La Papua Nuova Guinea ferita dal Niño
Siccità e gelo hanno annientato l'agricoltura locale, riducendo allo stremo la popolazione. La denutrizione e la scarsa igiene innescano focolai di lebbra e l'abbandono dei villaggi più interni
AMBIENTE – Mentre il Borneo brucia, avvolto dalle fiamme degli incendi dolosi, in un’altra grande isola il suolo è talmente duro da non lasciare orme, sbriciolandosi al passaggio di una moltitudine di uomini e animali. Donne, anziani e bambini ma anche cani, capre e maiali: in queste settimane le regioni montane della Papua Nuova Guinea sono teatro di un esodo massiccio verso le regioni costiere.
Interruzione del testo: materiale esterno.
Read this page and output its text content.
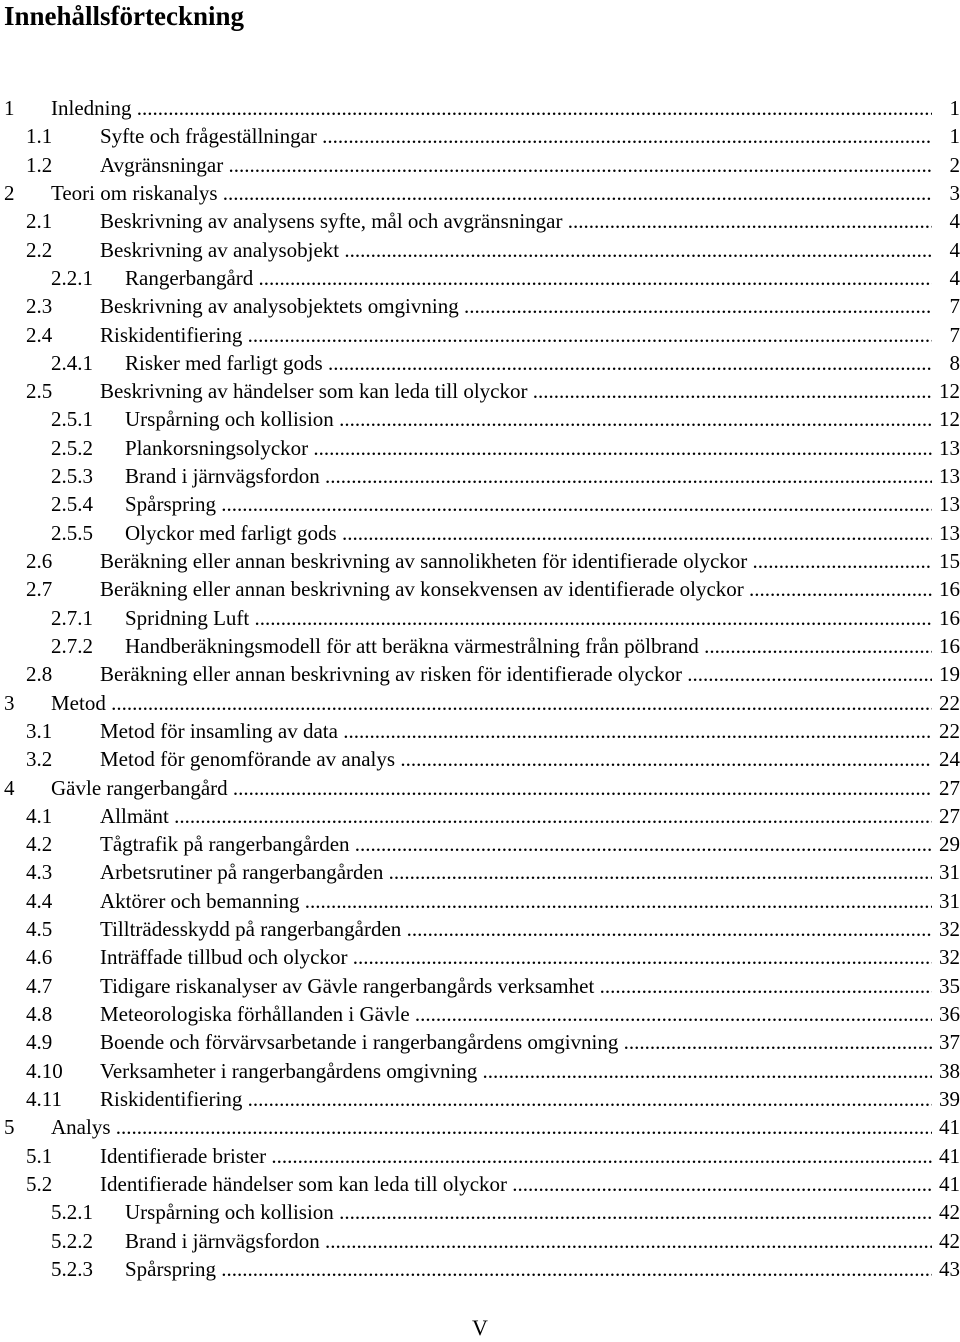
Innehållsförteckning
1 Inledning .....	1
1.1 Syfte och frågeställningar .....	1
1.2 Avgränsningar .....	2
2 Teori om riskanalys .....	3
2.1 Beskrivning av analysens syfte, mål och avgränsningar .....	4
2.2 Beskrivning av analysobjekt .....	4
2.2.1 Rangerbangård .....	4
2.3 Beskrivning av analysobjektets omgivning .....	7
2.4 Riskidentifiering .....	7
2.4.1 Risker med farligt gods .....	8
2.5 Beskrivning av händelser som kan leda till olyckor .....	12
2.5.1 Urspårning och kollision .....	12
2.5.2 Plankorsningsolyckor .....	13
2.5.3 Brand i järnvägsfordon .....	13
2.5.4 Spårspring .....	13
2.5.5 Olyckor med farligt gods .....	13
2.6 Beräkning eller annan beskrivning av sannolikheten för identifierade olyckor .....	15
2.7 Beräkning eller annan beskrivning av konsekvensen av identifierade olyckor .....	16
2.7.1 Spridning Luft .....	16
2.7.2 Handberäkningsmodell för att beräkna värmestrålning från pölbrand .....	16
2.8 Beräkning eller annan beskrivning av risken för identifierade olyckor .....	19
3 Metod .....	22
3.1 Metod för insamling av data .....	22
3.2 Metod för genomförande av analys .....	24
4 Gävle rangerbangård .....	27
4.1 Allmänt .....	27
4.2 Tågtrafik på rangerbangården .....	29
4.3 Arbetsrutiner på rangerbangården .....	31
4.4 Aktörer och bemanning .....	31
4.5 Tillträdesskydd på rangerbangården .....	32
4.6 Inträffade tillbud och olyckor .....	32
4.7 Tidigare riskanalyser av Gävle rangerbangårds verksamhet .....	35
4.8 Meteorologiska förhållanden i Gävle .....	36
4.9 Boende och förvärvsarbetande i rangerbangårdens omgivning .....	37
4.10 Verksamheter i rangerbangårdens omgivning .....	38
4.11 Riskidentifiering .....	39
5 Analys .....	41
5.1 Identifierade brister .....	41
5.2 Identifierade händelser som kan leda till olyckor .....	41
5.2.1 Urspårning och kollision .....	42
5.2.2 Brand i järnvägsfordon .....	42
5.2.3 Spårspring .....	43
V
La siccità che ha colpito il Sudest asiatico e l’Oceania vicina è una conseguenza de El Niño, fenomeno climatico che scalda periodicamente le acque dell’Oceano Pacifico occidentale.
Quattro mesi senza pioggia, uniti al gelo, hanno messo in ginocchio la fragile agricoltura di sussistenza, colpendo con maggiore intensità la regione interna delle Terre Alte e in particolare le province di Enga e degli Altopiani meridionali, nelle quali da settembre vige lo stato di emergenza.
Le coltivazioni di taro sono state le prime ad andare perdute, seguite da quelle di patata dolce; l’aridità non ha risparmiato nemmeno la manioca, meno esigente dal punto di vista idrico ma colpita dalla proliferazione di insetti xilofagi. La pesca è impraticabile poiché gli stagni e i torrenti sono asciutti, obbligando inoltre la popolazione a lunghe marce per rifornirsi di acqua potabile dai grandi fiumi.
“La penuria di acqua potabile è un problema diffuso ma gestibile” – ha riferito il commissario per la crisi idrica Matthew Kanua – “Le malattie trasmesse attraverso l’acqua possono però rappresentare un grave rischio poiché la maggior parte delle persone fanno il bagno e lavano i panni nello stesso fiume dove si abbeverano”. Favorendo per esempio la diffusione di tifo e colera. Intanto, sono stati segnalati focolai di lebbra e di alcuni disturbi gastrointestinali severi che hanno portato alla morte per disidratazione.
L’aridità dei pascoli ha costretto molte famiglie ad abbattere i propri animali per macellarli. Tuttavia dopo essersi cibati della carne, in molti hanno dichiarato di provare forti dolori allo stomaco. “Soffrono di dissenteria e si sentono deboli – ha dichiarato un medico locale, Jimmy Nebni. – Preghiamo Dio perché ci aiuti in questa situazione”. Anche il carburante e le forniture mediche iniziano a scarseggiare: scuole e presidi medici sono costretti a lavorare a orari ridotti o a rimanere del tutto chiusi.
L’80% della popolazione della Papua Nuova Guinea vive in villaggi rurali autosufficienti. La maggioranza si trovano a molti giorni di cammino dalla città più vicina, raggiungibili solo con un battello o dei piccoli aeroplani. In questa condizione di isolamento, la popolazione si è ridotta a cibarsi di qualunque cosa capiti, masticando e ingerendo argilla per curare i morsi della fame. Nei centri medici sono stati registrati numerosi casi di persone in stato comatoso o in trattamento per dissenteria e vomito per aver mangiato funghi velenosi.
In questa crisi umanitaria il governo papuano non è tuttavia immune da colpe. Uno dei principali ostacoli alla pianificazione delle contromisure e alla predisposizione dei soccorsi è infatti la mancanza di informazioni meteorologiche capillari. Nel 1970, nel Paese erano operative 330 centraline di rilevamento ma già durante la siccità del 1997 si erano ridotte a 30. “Oggi quelle in funzione sono meno di dieci” spiega Mike Bourke, ricercatore in agronomia e geografia presso l’Australian National University.
Secondo i meteorologi, questo è il Niño più forte degli ultimi 65 anni, con effetti potenzialmente più catastrofici di quello che tra il 1997 e il 1998, provocò la morte di oltre 23 mila persone. Sebbene le recenti piogge abbiano portato un parziale sollievo, in molte zone del Paese la ripresa delle colture è timida: l’emergenza è destinata a protrarsi per i prossimi sei mesi.